La précision et la technique d’un côté ; l’agressivité et la puissance de l’autre. Voici ce qu’on pouvait lire il y a quelques décennies avant le combat entre Ray Sugar Leonard et Marvin Hagler, ou plus récemment pour les duels entre Roger Federer et Rafa Nadal. C’est aussi par ces mots qu’on pourrait résumer l’opposition de style entre les Spurs et le Thunder. Bien sûr, j’ai toujours un faible pour le jeu des Spurs, sorte de basket total, où l’individu s’efface derrière le collectif et où l’extra-pass est légion. Mais je reconnais que le Thunder me surprend et m’impressionne par son répondant, et notamment son sursaut physique et mental.

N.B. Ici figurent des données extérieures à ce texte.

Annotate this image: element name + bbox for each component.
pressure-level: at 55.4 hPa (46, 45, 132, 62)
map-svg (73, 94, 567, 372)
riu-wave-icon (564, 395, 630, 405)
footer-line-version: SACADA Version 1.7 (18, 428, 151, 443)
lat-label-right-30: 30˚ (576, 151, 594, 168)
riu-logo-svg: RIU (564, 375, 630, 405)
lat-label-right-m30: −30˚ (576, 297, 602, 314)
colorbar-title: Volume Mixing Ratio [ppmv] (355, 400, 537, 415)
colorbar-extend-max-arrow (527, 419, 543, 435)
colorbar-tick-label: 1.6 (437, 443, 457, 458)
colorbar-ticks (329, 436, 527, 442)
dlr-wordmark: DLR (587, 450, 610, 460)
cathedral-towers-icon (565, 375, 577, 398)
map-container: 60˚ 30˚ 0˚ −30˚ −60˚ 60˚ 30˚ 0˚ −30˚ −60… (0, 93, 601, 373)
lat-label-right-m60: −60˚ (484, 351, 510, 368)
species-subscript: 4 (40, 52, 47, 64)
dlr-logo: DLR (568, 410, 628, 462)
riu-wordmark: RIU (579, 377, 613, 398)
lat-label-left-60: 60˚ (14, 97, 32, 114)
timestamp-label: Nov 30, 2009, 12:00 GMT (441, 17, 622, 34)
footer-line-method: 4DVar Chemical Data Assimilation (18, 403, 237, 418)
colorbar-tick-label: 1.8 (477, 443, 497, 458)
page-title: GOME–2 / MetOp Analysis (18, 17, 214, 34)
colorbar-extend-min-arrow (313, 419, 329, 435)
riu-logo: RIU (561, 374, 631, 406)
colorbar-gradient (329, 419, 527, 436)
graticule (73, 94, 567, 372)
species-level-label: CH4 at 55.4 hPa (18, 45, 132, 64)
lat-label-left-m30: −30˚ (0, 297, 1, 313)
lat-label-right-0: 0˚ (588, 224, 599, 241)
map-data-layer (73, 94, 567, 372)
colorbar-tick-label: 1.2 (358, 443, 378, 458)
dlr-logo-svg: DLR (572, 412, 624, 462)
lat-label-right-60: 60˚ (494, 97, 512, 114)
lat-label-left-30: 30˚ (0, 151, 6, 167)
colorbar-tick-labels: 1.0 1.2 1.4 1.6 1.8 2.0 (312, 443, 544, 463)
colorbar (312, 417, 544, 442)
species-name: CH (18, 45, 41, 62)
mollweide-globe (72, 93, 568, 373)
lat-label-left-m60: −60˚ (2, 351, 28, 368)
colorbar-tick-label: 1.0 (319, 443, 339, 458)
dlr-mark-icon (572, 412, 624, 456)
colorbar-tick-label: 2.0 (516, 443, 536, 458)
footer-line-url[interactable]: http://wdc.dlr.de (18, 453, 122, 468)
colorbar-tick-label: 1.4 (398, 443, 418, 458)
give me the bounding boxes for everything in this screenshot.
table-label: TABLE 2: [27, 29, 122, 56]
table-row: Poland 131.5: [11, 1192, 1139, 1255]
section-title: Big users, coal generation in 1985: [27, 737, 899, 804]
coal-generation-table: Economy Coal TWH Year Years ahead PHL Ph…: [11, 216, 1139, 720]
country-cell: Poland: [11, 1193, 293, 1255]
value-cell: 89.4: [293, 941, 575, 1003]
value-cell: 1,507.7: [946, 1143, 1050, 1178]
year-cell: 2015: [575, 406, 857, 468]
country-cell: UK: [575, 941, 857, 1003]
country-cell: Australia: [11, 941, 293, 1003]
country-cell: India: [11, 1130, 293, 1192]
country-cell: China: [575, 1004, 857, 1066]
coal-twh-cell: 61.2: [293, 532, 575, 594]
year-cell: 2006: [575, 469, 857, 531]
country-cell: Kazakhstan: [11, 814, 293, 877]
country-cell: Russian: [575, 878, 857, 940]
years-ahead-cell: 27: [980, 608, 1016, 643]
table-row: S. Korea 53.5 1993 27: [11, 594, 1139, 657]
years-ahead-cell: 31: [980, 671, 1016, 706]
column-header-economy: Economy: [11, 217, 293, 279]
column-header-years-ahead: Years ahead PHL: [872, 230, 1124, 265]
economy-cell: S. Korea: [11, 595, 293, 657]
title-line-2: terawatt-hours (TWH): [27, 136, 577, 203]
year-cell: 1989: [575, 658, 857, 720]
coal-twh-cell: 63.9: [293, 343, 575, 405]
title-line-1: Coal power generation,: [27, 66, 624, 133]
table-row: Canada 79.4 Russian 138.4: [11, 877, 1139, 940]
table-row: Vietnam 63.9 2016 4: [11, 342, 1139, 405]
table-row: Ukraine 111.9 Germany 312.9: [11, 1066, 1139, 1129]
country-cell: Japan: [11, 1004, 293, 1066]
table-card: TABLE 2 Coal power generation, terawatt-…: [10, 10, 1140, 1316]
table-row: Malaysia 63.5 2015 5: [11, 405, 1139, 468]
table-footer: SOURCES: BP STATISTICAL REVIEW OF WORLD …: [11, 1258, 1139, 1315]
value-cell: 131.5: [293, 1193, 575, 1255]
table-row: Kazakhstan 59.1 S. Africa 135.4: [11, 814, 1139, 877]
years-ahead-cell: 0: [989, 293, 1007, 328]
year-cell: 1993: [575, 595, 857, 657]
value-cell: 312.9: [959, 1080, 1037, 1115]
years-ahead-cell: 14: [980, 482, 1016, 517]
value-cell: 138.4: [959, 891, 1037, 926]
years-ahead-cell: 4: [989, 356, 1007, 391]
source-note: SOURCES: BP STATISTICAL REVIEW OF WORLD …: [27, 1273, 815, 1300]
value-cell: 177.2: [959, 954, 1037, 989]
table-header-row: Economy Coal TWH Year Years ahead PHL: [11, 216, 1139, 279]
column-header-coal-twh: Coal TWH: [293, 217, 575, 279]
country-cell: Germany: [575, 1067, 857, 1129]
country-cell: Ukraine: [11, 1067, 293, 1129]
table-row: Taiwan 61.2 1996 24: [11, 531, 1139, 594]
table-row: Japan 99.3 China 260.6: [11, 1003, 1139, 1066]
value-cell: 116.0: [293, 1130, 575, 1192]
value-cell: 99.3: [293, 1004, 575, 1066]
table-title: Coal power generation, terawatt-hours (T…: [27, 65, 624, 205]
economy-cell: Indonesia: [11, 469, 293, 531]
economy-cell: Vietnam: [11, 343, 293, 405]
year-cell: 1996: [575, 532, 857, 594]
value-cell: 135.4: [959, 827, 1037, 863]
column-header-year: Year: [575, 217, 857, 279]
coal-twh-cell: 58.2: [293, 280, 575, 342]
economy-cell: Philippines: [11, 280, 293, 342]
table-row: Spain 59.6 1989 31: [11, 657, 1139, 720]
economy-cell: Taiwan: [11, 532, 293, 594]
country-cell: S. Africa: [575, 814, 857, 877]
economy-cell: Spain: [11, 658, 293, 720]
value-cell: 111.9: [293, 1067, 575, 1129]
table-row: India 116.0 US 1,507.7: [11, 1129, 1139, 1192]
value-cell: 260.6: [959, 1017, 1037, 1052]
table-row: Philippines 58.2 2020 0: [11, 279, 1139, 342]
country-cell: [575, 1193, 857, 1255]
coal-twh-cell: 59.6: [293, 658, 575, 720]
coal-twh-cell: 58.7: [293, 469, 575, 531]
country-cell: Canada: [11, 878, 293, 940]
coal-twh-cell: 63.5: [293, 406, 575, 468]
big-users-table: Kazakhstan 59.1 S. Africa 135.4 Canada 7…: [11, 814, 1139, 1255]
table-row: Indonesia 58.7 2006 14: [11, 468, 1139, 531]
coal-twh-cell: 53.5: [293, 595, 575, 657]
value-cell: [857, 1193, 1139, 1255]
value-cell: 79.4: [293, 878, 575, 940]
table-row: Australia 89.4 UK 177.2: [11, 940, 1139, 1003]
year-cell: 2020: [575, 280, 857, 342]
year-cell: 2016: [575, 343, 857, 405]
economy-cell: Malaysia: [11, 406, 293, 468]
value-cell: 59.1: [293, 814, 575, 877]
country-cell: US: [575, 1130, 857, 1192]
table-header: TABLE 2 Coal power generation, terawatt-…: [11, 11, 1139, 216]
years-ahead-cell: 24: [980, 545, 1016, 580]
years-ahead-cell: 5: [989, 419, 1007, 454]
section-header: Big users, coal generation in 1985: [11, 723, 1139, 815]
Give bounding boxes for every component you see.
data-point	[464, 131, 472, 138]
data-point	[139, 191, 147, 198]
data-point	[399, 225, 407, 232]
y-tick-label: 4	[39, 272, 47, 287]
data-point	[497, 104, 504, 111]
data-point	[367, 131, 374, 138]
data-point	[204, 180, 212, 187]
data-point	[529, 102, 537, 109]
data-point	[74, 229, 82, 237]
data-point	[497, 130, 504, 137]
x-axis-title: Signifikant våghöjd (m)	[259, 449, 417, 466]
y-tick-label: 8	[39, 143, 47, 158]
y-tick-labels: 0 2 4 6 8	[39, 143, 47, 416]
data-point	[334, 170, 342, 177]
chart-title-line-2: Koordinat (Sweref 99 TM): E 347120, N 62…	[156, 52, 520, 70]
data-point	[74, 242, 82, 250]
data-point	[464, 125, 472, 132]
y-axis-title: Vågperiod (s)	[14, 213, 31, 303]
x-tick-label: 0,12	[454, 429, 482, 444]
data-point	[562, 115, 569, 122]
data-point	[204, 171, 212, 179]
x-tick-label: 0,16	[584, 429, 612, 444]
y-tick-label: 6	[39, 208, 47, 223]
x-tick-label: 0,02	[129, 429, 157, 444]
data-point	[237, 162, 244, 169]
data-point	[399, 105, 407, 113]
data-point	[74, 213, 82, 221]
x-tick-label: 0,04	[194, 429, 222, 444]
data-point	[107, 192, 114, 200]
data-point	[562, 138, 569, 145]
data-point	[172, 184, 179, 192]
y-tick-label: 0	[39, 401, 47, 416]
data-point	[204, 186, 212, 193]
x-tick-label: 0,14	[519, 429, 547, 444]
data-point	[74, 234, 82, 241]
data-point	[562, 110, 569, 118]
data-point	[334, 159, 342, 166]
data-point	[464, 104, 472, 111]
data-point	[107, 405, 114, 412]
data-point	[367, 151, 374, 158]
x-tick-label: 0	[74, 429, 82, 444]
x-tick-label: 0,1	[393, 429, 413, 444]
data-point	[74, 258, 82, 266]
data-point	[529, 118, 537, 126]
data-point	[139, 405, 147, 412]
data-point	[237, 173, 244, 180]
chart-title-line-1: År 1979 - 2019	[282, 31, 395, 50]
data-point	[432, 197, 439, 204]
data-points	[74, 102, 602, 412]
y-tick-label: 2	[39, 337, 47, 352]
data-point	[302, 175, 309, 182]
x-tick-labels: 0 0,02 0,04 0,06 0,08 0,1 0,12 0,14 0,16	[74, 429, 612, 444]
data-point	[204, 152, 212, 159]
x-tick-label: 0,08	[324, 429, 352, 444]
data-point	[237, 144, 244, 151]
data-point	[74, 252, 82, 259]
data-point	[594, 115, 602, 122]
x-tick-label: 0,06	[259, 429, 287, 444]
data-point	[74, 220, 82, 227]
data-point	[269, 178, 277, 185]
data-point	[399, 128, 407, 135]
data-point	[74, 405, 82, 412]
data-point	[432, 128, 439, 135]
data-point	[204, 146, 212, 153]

D’abord « physique » car je les pensais cramés après les deux fessées reçues à San Antonio, et deux séries éprouvantes face aux Grizzlies et aux Clippers. Finalement, cette équipe a plusieurs moteurs sous le capot, et n’est efficace que lorsqu’elle joue à 2000 à l’heure. Et pas uniquement en attaque car c’est dans l’agressivité défensive que le Thunder bouscule San Antonio. La belle machine des Spurs s’est enrayée car Westbrook, Ibaka et les autres contestent mouvements et passes. Par moment, je ne reconnais même plus les Spurs, déboussolés par la hargne et l’agression du Thunder. Jamais cette franchise n’a aussi bien porté son nom, et comme en 2012, elle semble physiquement en mesure de dérégler le plus beau collectif de ces trois dernières années. Je pense d’ailleurs que la titularisation de Reggie Jackson, autant que le retour de Serge Ibaka, permettent au Thunder d’agresser d’entrée les Spurs.
Ensuite « mental » car il faut être très fort pour se remettre de deux leçons de basket. On l’a déjà écrit plusieurs fois, le Thunder ne doute jamais, et il faut féliciter Russell Westbrook pour être le symbole de cette confiance en soi. Je persiste à penser qu’il n’est pas un meneur de jeu, mais c’est un foutu basketteur. C’est une pile électrique, toujours en mouvement et en percussion. C’est un hyperactif, et il y a forcément du déchet. Mais quel joueur ! Quel mélange de vitesse et de puissance, de détente et d’agressivité. Westbrook casse les lignes en attaque. Il perfore le premier rideau, créé les brèches, et déstabilise complètement les Spurs. En défense, il harcèle, il bouge les bras, et il coupe les passes. C’est un poison ambulant.
La puissance physique et la solidité mentale (ou vice versa), c’est aussi ce qui caractérise Serge Ibaka. Son retour sur les terrains a complètement changé le visage de la série. Il a mis le doute dans les têtes des Spurs (qui n’avaient jamais cru à sa blessure…), tout en revigorant ses coéquipiers. Avec Ibaka dans ses rangs, le Thunder reste sur 12 victoires en 14 matches, dont 6 de suite en playoffs. C’est comme si les Spurs faisaient un complexe face à lui, et je parle essentiellement en attaque. Avec Ibaka au centre de la raquette, Tony Parker n’est plus le même, et c’est tout le jeu des Spurs qui bafouille. Tim Duncan et Tiago Splitter ne s’écartent pas assez, et Ibaka reste en permanence dans la peinture.
Je crois d’ailleurs que Gregg Popovich devrait changer ses plans, et peut-être associer davantage Duncan avec Boris Diaw, très bon hier. Diaw obligerait Ibaka à jouer au large, et laisserait ainsi de l’espace à Parker. Ce n’est qu’une suggestion mais comme Scott Brooks l’a fait en sacrifiant Thabo Sefolosha, Popovich se doit de réagir tactiquement. Comme un Leonard mené aux points au milieu d’un combat ou un Federer dominé dans son jardin.